A Saturn year is 29.5 times the earth year. How far is the Saturn from the sun if the earth is {eq}1.50 \times 10^8 {/eq} km away from the sun?

## Kepler's Law:

Kepler's law is the laws given by the Johannes Kepler, which gives information about the motion of planets around the sun. There are three laws given by the Johannes Kepler. One of them says that the square of time period taken by the planet to revolve around the sun is comparatively equal to the cube of the distance between the planet and the sun.

Given data

• The distance between Saturn and earth is: {eq}{r_e} = 1.50 \times {10^8}\;{\rm{Km}} {/eq}.
• The Saturn year is 29.5 times the earth year.
• The time period of earth is: {eq}{T_e} = T {/eq}
• The time period of Saturn is: {eq}{T_s} = 29.5\;T {/eq}.

The relation between time period and radius is given by keplers law,

{eq}{T^2}\alpha \;{r^3} {/eq}

The distance between Saturn and sun can be calculated by above relation.

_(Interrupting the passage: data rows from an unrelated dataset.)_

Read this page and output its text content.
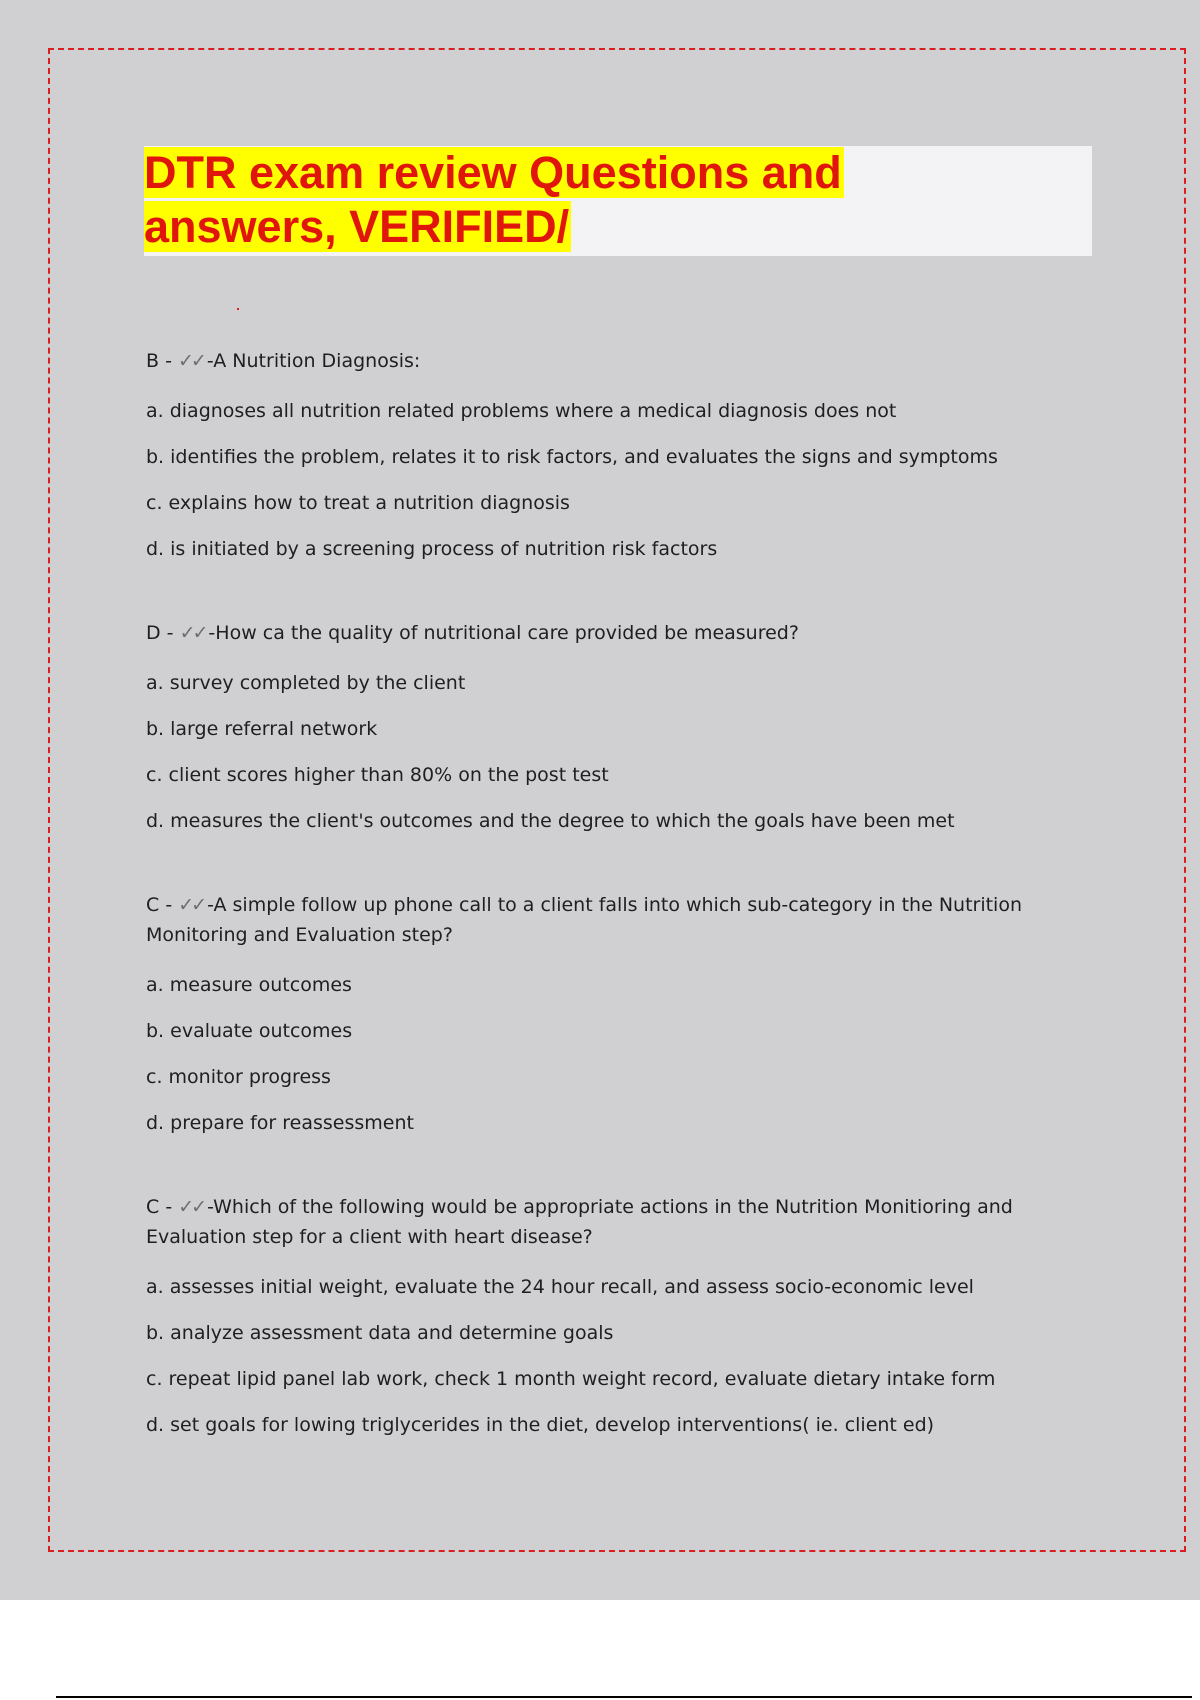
DTR exam review Questions and
answers, VERIFIED/

B - ✓✓ -A Nutrition Diagnosis:

a. diagnoses all nutrition related problems where a medical diagnosis does not

b. identifies the problem, relates it to risk factors, and evaluates the signs and symptoms

c. explains how to treat a nutrition diagnosis

d. is initiated by a screening process of nutrition risk factors

D - ✓✓ -How ca the quality of nutritional care provided be measured?

a. survey completed by the client

b. large referral network

c. client scores higher than 80% on the post test

d. measures the client's outcomes and the degree to which the goals have been met

C - ✓✓ -A simple follow up phone call to a client falls into which sub-category in the Nutrition Monitoring and Evaluation step?

a. measure outcomes

b. evaluate outcomes

c. monitor progress

d. prepare for reassessment

C - ✓✓ -Which of the following would be appropriate actions in the Nutrition Monitioring and Evaluation step for a client with heart disease?

a. assesses initial weight, evaluate the 24 hour recall, and assess socio-economic level

b. analyze assessment data and determine goals

c. repeat lipid panel lab work, check 1 month weight record, evaluate dietary intake form

d. set goals for lowing triglycerides in the diet, develop interventions( ie. client ed)
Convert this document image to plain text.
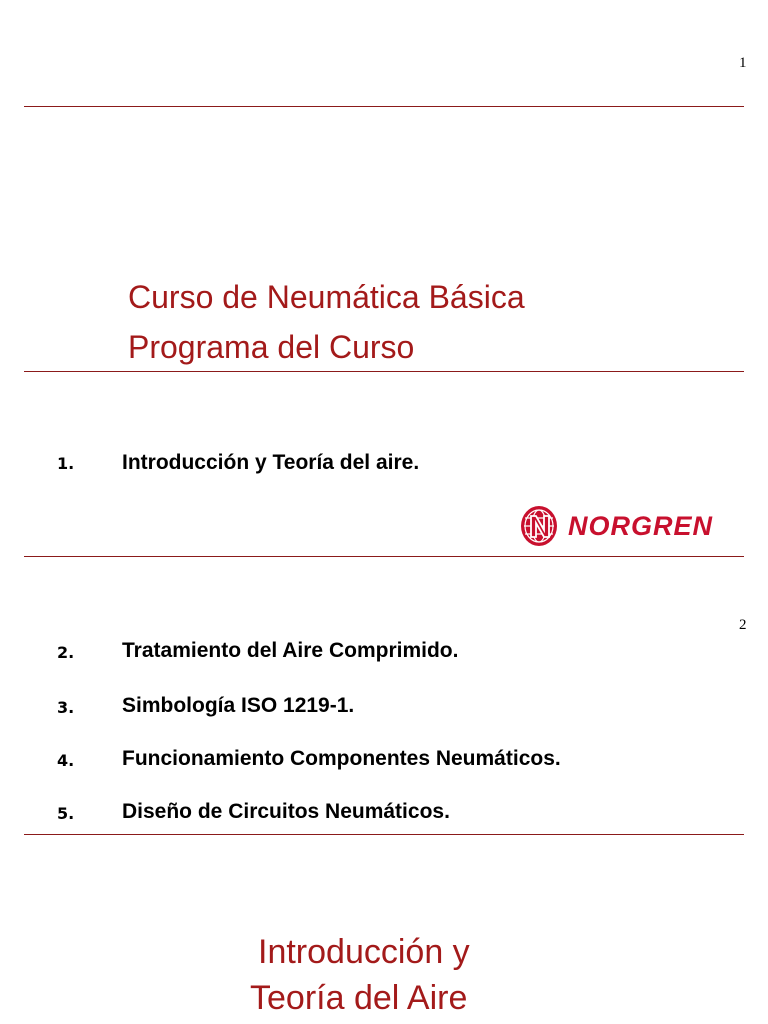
1
Curso de Neumática Básica
Programa del Curso
1. Introducción y Teoría del aire.
NORGREN
2
2. Tratamiento del Aire Comprimido.
3. Simbología ISO 1219-1.
4. Funcionamiento Componentes Neumáticos.
5. Diseño de Circuitos Neumáticos.
Introducción y
Teoría del Aire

{eq}{\left( {\dfrac{{{T_s}}}{{{T_e}}}} \right)^2} = {\left( {\dfrac{{{r_s}}}{{{r_e}}}} \right)^3} {/eq}

Here, {eq}{r_s} {/eq} is distance between Saturn and sun.

Substitute the known value.

{eq}\begin{align*} {\left( {\dfrac{{29.5\;T}}{T}} \right)^2} &= {\left( {\dfrac{{{r_s}}}{{1.50 \times {{10}^8}\;{\rm{km}}}}} \right)^3}\\ {r_s}^3 &= {\left( {1.50 \times {{10}^8}\;{\rm{km}}} \right)^3}{\left( {\dfrac{{29.5\;T}}{T}} \right)^2}\\ {r_s} &= \left( {1.50 \times {{10}^8}\;{\rm{km}}} \right){\left( {\dfrac{{29.5\;T}}{T}} \right)^{\dfrac{2}{3}}}\\ &= 1.43 \times {10^9}\;{\rm{km}} \end{align*} {/eq}

Thus, the distance between the Saturn and sun is {eq}1.43 \times {10^9}\;{\rm{km}} {/eq}.